Let’s take the lion analogy a step further, shall we?
Do you know what you’re supposed to do if you find yourself in an unexpected situation with a lion?
The experts say to stand your ground.
They advise that you take control of the situation and show the lion who is the boss.
That takes some mighty faith to believe that the lion is going to follow your lead and leave you alone. You know what takes less faith? Standing your ground and working hard on your goals.
It’s going to be hard work. It’s going to suck sometimes. You’re going to fail.
In fact, you might even get bit by the lion of discipline.
You might work really hard and start to gain some traction because you do everything right, just when circumstances happen and the lion bites you.
That doesn’t mean you have to give up, lay down and let the lion devour you for dinner.
Bites and scratches are part of the process.
I want you to be really honest with yourself right now.
Would you rather say you went on a safari and nothing exciting happened but you finished? Or would you rather tell a story about fighting off a ferocious lion?
If your answer wasn’t that you’d rather have a story to tell to make you appreciate the experience more, you’re either really boring or you’re a liar.

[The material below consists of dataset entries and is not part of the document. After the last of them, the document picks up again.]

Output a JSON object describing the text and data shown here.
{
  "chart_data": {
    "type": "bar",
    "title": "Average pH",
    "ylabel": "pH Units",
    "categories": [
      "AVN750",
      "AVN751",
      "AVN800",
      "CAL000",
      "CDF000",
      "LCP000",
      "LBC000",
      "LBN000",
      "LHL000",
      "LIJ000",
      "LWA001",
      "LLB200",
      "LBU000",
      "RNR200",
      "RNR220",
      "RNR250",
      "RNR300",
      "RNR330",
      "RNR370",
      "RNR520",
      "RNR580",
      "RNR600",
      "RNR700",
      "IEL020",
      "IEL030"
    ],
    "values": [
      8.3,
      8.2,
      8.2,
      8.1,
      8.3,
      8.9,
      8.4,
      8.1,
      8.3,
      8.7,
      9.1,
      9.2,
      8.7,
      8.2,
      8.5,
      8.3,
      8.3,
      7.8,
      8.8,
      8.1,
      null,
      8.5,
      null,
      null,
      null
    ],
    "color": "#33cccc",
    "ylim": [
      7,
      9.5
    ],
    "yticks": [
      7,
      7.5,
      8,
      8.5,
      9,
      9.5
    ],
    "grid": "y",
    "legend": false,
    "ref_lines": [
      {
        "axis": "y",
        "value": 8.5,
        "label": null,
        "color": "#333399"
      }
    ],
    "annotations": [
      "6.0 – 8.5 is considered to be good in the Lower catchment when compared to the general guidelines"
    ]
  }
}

I promise it is more satisfying to endure the process. To fight the battles. To earn the scars.
I got my real estate license a year ago. For most people, getting a license looks like going to a class for a few weeks, taking a computer exam and filing the paperwork and applicable fees associated with all three.
For me, I took the class completely online so I wouldn’t have to pay for rideshare to get to and from the class everyday. Then I had to file for accommodations, which required medical documents and explanations and lots of hoops to jump through. My exam was delayed almost a month because of the accommodations process, then when I finally showed up on the day of testing, they weren’t ready for me. They sent me home and told me to come back a few days later. When I showed up the second time, it didn’t look at all like what I was prepared for and I had to “fight a lion” to pass my test. I fought it and I won. In other words, I passed my state and national exams the first time.
Confidence is a choice. Only you can decide to walk in all God has created and called you to be. Only you can decide to stare the lion in the eye and stand your ground. Only you can decide that hard work and discipline is better than regret.
What lion do you need to stare in the eye today?